Не дослушав, нетерпеливая кузина разорвала магическую связь, а мне немедленно вспомнились все проклятья, одно другого краше, превращавшие логово в ловушку с надписью «Закрыто» на входной двери. Наверное, стоило нарисовать череп со скрещенными костями.

Боясь представить, что останется от лавки после того, как Британи, к примеру, окосеет или захромает, я моментально бросилась к огромному камину с аккуратно сложенными свежими поленьями, но тут же вспомнила о Дороти, поквакивающей в аквариуме, и развернулась на выход…

В дверях, сложив руки на груди и привалившись к косяку плечом, стоял Уильям и внимательно наблюдал за метаниями будущей родственницы. От неожиданности я даже подвернула ногу.

— Дороти? — самым вежливым тоном спросил он, как будто был не уверен, что я представилась реальным именем. — Что вы здесь делаете?

— А вы? — не растерялась я, сдув с лица выбившуюся из гладкого пучка прядь.

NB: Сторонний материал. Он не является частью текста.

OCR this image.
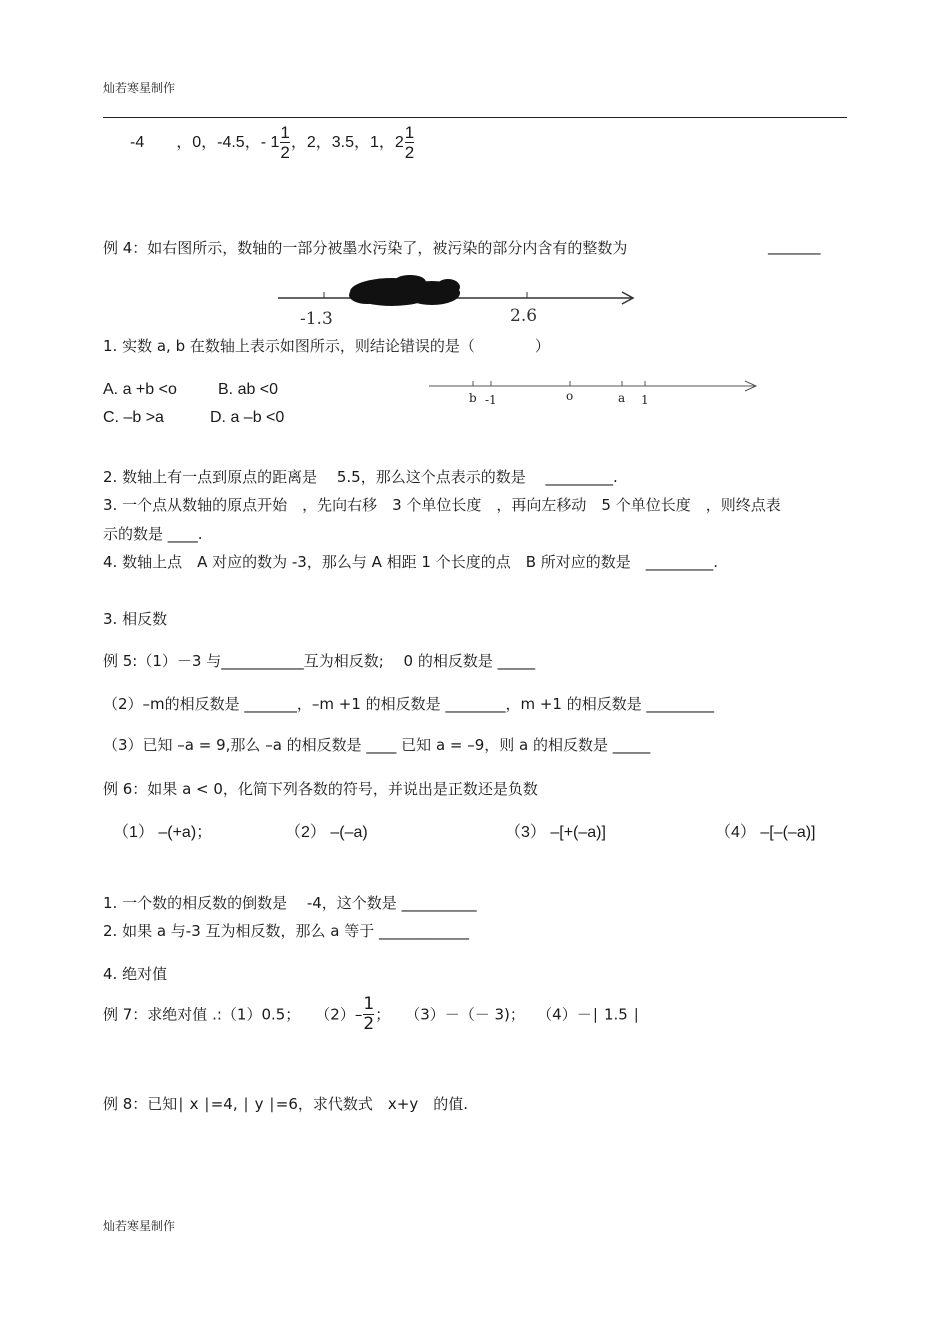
灿若寒星制作
-4　　，0，-4.5，- $1 \frac{1}{2}$ ，2，3.5，1，$2 \frac{1}{2}$
例 4：如右图所示，数轴的一部分被墨水污染了，被污染的部分内含有的整数为	_______
-1.3	2.6
1. 实数 a, b 在数轴上表示如图所示，则结论错误的是（　　　　）
A. a +b <o	B. ab <0
C. –b >a	D. a –b <0
b -1	o	a 1
2. 数轴上有一点到原点的距离是　 5.5，那么这个点表示的数是　 _________.
3. 一个点从数轴的原点开始　，先向右移　3 个单位长度　，再向左移动　5 个单位长度　，则终点表
示的数是 ____.
4. 数轴上点　A 对应的数为 -3，那么与 A 相距 1 个长度的点　B 所对应的数是　_________.
3. 相反数
例 5:（1）－3 与___________互为相反数;　 0 的相反数是 _____
（2）–m的相反数是 _______，–m +1 的相反数是 ________，m +1 的相反数是 _________
（3）已知 –a = 9,那么 –a 的相反数是 ____ 已知 a = –9，则 a 的相反数是 _____
例 6：如果 a < 0，化简下列各数的符号，并说出是正数还是负数
（1） –(+a)；	（2） –(–a)	（3） –[+(–a)]	（4） –[–(–a)]
1. 一个数的相反数的倒数是　 -4，这个数是 __________
2. 如果 a 与-3 互为相反数，那么 a 等于 ____________
4. 绝对值
例 7：求绝对值 .:（1）0.5；　　$(2)- \frac{1}{2}$ ；　　（3）－（－ 3)；　 （4）－∣ 1.5 ∣
例 8：已知∣ x ∣=4, ∣ y ∣=6，求代数式　x+y　的值.
灿若寒星制作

— Учитывая, что это моя спальня, — развел он руками, — вам, дорогая невестка, отвечать первой.

— Ваша?

Мгновенно на глаза попалась деревянная вешалка для мужских костюмов с пиджаком на плечиках.

— Дом такой огромный, что я заблудилась.

— Вы говорили с зеркалом, — заметил Уильям, видимо, не услышавший тот самый божественный голос, доведший целую комнату людей до нервного срыва.

— Обсуждала сама с собой, как к утру добраться в гостевое крыло. Так сказать, строила четкий план, чтобы окончательно не заплутать и не оказаться в подвале.

— И как успехи? — с иронией уточнил мужчина.

— Решила для начала выйти из комнаты.

— То есть вы направлялись к камину, потому что пытались выйти? — продолжал измываться он. — Думали вылезти на крышу через дымоход?

— А вы говорите со знанием дела, — не удержалась я от ответной шпильки, — но мой внутренний голос подсказал, что лучше начать поиски с коридора, а не с дымохода.

— Какой на редкость здравомыслящий внутренний голос, — изогнул Уильям брови, уже не пытаясь скрыть усмешки.

— Сама не нарадуюсь. Так что если вы не возражаете, то позвольте откланяться.

Мужчина потеснился, уступая мне дорогу, но лишь мы поравнялись, как схватил меня за локоть и заставил остановиться. Упоминать, что меня никто никогда бесцеремонно не хватал за локти, даже не имеет смысла. Отсутствие инстинкта самосохранения, похоже, было семейным изъяном Брентов, заложенным природой с рождения. Другого объяснения столь вопиющему отсутствию страха просто не выходило придумать.

— Дороти, — уставившись мне в глаза с ниоткуда возникшим холодом, произнес он, — надеюсь, что я никогда, ни при каких обстоятельствах больше не застану вас в своей спальне.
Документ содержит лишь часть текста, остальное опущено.